手元に置く本を2〜3冊程度に絞ることで、選択に迷う時間が減り、自然と本に向かいやすくなります。「今日はこの本を少し読もう」と決めやすくなるだけでも、読書へのハードルはぐっと下がります。

もし今、読みかけの本が多すぎると感じたら、一度本棚に戻しても構いません。今の自分が読みたい本だけを、そっと手元に残しておきましょう。

冊数よりも「何を読んだか」を大切にする

読書というと、「何冊読んだか」「どれくらいの量を読んだか」に目が向きがちです。
ですが、本当に大切なのは、どれだけ読んだかよりも、「何が心に残ったか」という点です。

たとえ数ページしか読めなかったとしても、「この表現が好きだった」「この考え方に共感した」と感じられたなら、それは十分に意味のある読書体験です。

完璧に理解しなくても構いません。すべてを覚えようとせず、ひとつでも印象に残る言葉があれば、それはあなたの中にきちんと残っています。

合わない本は無理に読まなくていい

読んでいて苦痛を感じる本や、どうしても気持ちが乗らない本は、途中で読むのをやめても問題ありません。最後まで読み切ることだけが、読書の価値ではないからです。

今の自分の気分や生活リズムに合わない本もあります。それは本が悪いのでも、あなたが悪いのでもありません。

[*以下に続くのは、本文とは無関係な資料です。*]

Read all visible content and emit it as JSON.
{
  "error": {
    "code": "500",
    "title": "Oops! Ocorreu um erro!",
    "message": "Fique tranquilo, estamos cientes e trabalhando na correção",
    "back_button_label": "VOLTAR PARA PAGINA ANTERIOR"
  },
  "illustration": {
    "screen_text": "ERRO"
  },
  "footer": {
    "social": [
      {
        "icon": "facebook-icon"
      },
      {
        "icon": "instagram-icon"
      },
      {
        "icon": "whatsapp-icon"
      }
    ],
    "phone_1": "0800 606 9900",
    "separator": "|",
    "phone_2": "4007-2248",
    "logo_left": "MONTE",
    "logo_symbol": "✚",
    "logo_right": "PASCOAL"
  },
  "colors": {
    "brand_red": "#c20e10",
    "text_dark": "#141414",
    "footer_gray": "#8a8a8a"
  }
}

読書は義務ではなく、自分の時間を心地よく過ごすためのもの。「やめる」という選択も、読書を続けるための大切な判断のひとつです。

わからない部分があっても読み進める

細かい部分まで理解しようとせず、流れを追いながら読む意識を持つことが、習慣化には大切です。読書をしていると、内容が難しく感じたり、理解しきれない部分に出会うことがあります。
そんなときに立ち止まりすぎてしまうと、読むこと自体が負担になりやすくなります。

細かい部分まで完璧に理解しようとせず、まずは全体の流れを追いながら読み進める意識を持つことが、読書を習慣にするうえで大切です。

後から読み返したときに、理解が深まっていることもあります。「今はわからなくてもいい」と思える余裕が、読書を長く楽しむ支えになります。

本屋や図書館で新しい出合いを楽しむ

本屋や図書館を訪れると、目的とは違う場所で思いがけない本と出合うことがあります。表紙やタイトルに惹かれて手に取った一冊が、意外と心に残ることも少なくありません。

こうした偶然の出合いは、読書を続けるうえでの大きな楽しみのひとつです。「探していなかった本」との出合いが、読書の世界を広げてくれます。

気負わず、棚を眺めるだけでも大丈夫。その場の空気を楽しむことも、読書時間の一部です。

読書を習慣にして、日常を少し豊かに

本は毎日たくさん読む必要はありません。ほんの少しずつでも続けていくことで、自然と生活の中に溶け込んでいきます。

今日、本を1ページ開くだけでも、それは立派な一歩です。その積み重ねが、いつの間にか「読むことが当たり前」の感覚を育ててくれます。

無理をせず、自分のペースで、あなたらしい読書習慣を大切に育てていきましょう。本を読む時間は、静かに日常を豊かにしてくれる、心強い味方になってくれます。